Il s’est toutefois dit préoccupé par la prudence avec laquelle l’IGAD engage les acteurs de l’opposition, ce qui pourrait alimenter les doutes sur l’impartialité de l’organisation régionale. L’Envoyé spécial a également déploré que le Président Salva Kiir, faisant fi de ses engagements vis-à-vis de l’IGAD, continue de donner la priorité au dialogue national et à la réunification des branches du parti APLS, le processus de revitalisation étant cantonné à un « rôle supplétif ». C’est également l’observation que le Sous-Secrétaire général aux opérations de maintien de la paix a faite après la visite du Chef de son département, M. Jean-Pierre Lacroix, qui était à Djouba du 1er au 3 août.
Pour l’Envoyé spécial, il est crucial de voir les initiatives de l’IGAD et de l’Union africaine comme complémentaires. « Avec la logique sous-jacente du dialogue national, le processus de réunification des APLS, le Forum de revitalisation de l’IGAD et le Plan d’action de l’Union africaine, on pourrait avoir l’impression que ces initiatives vont s’affaiblir l’une l’autre », a-t-il reconnu.
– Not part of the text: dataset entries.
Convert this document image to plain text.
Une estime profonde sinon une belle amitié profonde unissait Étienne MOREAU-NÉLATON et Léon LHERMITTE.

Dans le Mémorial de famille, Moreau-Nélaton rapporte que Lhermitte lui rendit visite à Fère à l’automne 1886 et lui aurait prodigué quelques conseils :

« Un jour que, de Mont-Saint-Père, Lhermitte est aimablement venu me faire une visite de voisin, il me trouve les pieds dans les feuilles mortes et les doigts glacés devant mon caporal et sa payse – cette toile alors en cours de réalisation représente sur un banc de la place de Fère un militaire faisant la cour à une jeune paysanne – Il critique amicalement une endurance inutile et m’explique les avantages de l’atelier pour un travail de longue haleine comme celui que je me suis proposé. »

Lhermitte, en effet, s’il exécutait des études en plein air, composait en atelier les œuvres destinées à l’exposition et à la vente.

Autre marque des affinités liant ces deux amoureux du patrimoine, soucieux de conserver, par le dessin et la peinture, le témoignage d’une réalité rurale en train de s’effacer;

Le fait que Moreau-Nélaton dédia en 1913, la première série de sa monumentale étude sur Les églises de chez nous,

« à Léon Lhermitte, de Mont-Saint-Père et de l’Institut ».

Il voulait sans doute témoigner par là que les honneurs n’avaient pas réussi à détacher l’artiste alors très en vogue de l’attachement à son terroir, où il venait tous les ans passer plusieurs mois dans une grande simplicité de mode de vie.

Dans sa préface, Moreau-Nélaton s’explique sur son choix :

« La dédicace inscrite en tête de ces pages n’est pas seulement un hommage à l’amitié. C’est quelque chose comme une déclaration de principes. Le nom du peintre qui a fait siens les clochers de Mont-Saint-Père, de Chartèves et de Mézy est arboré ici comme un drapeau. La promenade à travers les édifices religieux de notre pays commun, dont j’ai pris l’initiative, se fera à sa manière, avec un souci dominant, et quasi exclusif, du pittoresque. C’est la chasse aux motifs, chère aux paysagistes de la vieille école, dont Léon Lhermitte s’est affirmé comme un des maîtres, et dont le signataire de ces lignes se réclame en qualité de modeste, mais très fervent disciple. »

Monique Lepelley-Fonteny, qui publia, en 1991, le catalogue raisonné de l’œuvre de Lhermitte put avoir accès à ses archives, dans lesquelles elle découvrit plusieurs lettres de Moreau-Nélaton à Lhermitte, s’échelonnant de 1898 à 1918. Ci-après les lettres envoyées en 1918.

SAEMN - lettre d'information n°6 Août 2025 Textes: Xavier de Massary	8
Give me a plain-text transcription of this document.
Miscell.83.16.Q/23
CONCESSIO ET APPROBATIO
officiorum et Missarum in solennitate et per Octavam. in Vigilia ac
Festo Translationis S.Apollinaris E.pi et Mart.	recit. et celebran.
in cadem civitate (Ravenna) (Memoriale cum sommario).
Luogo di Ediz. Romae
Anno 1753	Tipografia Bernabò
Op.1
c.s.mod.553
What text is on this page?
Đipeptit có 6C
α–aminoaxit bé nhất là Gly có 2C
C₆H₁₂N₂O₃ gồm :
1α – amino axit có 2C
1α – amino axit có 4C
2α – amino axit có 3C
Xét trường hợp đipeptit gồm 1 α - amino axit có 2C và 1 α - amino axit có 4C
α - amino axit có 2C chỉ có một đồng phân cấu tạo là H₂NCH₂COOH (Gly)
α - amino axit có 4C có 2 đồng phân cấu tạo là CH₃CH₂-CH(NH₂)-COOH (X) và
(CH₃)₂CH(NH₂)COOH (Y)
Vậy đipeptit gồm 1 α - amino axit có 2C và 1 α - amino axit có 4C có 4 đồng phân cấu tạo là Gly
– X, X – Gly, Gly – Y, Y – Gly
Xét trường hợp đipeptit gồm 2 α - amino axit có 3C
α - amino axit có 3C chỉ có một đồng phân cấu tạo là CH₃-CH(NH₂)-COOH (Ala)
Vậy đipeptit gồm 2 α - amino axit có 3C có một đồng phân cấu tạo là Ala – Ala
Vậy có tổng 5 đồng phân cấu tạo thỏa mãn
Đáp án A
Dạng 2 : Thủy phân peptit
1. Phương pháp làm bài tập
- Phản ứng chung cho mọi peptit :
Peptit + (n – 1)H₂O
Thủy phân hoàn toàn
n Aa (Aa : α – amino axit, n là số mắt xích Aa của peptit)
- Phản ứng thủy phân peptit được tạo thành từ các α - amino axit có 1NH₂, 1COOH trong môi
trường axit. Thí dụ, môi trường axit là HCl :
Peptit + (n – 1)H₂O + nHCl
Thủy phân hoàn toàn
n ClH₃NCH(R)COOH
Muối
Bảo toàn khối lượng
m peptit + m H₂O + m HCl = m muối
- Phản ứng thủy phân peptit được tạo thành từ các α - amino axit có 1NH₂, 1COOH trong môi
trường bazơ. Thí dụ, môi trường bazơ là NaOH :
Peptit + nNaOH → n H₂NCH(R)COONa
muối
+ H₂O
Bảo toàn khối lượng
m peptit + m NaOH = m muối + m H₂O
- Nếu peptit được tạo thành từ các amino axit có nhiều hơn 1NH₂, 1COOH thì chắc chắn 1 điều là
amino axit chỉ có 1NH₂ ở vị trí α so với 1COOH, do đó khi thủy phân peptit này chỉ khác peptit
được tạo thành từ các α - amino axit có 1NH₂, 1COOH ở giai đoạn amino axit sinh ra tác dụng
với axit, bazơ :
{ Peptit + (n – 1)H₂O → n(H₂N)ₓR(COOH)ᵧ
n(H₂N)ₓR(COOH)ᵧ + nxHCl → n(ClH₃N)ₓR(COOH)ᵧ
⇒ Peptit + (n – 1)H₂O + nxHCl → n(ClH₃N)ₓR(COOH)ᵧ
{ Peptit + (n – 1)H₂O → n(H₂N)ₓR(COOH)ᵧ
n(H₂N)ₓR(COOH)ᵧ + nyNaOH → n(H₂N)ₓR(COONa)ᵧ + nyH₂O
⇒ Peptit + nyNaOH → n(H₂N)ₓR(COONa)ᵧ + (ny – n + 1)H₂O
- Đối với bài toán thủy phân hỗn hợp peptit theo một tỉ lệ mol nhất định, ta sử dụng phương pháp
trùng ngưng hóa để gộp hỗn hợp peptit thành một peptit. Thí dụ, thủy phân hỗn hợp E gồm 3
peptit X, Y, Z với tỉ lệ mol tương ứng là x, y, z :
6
Pour l’éviter et en promouvoir au contraire la complémentarité, l’Envoyé spécial a souligné l’importance d’un engagement clair en faveur d’un processus de paix inclusif et crédible.
Le Président de la Commission mixte de suivi et d’évaluation (JMEC) a, pour sa part, expliqué que sa tâche consistera à aider l’IGAD à organiser le Forum. Toutefois, a-t-il fait observer, on ne sait pas sur quoi les choses déboucheront même si des objectifs ont été fixés. À ces yeux, le Forum permettra d’étudier les moyens de relancer le processus de paix « en tenant compte des réalités actuelles ».
Pour le représentant du Soudan du Sud, le processus de revitalisation doit simplement consister à imprimer un nouvel élan « plutôt qu’à renégocier l’Accord ». Le fait que le Gouvernement provisoire d’union nationale ait largement mis en œuvre l’Accord sur le règlement du conflit et la cessation unilatérale des hostilités déclarée par le Président Salva Kiir ne signifie pas qu’un chèque en blanc a été donné aux rebelles pour qu’ils poursuivent leurs attaques et leurs provocations contre la population locale et que l’armée sud-soudanaise restera assise, les bras croisés.
Les trois intervenants principaux l’ont tous rappelé: pour que le processus de paix réussisse, il faut que les différents acteurs fassent preuve de volonté politique. Le Sous-Secrétaire général aux opérations de maintien de la paix a ainsi estimé que les mêmes hommes qui « assument une responsabilité directe » dans le conflit et les malheurs de la population « peuvent sortir le pays du gouffre, mais il faut une véritable volonté politique de mettre fin aux opérations militaires, de négocier pacifiquement et de faire les compromis nécessaires pour parvenir à une paix durable ».
C’est pourquoi, il a appelé le Conseil de sécurité à se prononcer « fermement, à l’unanimité et sans réserve » pour les efforts de paix dans la région, y compris ceux de l’IGAD et du Forum de revitalisation, tout en jugeant « plus que nécessaire » d’assurer une étroite coordination entre l’IGAD, l’Union africaine, les Nations Unies et la communauté internationale dans son ensemble pour mettre fin aux souffrances de la population civile et aider le pays à se placer sur une trajectoire plus positive.
Les quatre membres du Conseil de sécurité qui ont pris la parole, à savoir l’Uruguay, la Bolivie, le Kazakhstan et le Japon, ont soutenu cette approche, en appelant à la cessation des hostilités et à la reprise d’un dialogue politique sans exclusive, qui se déroulerait dans la transparence avec le soutien de la MINUSS.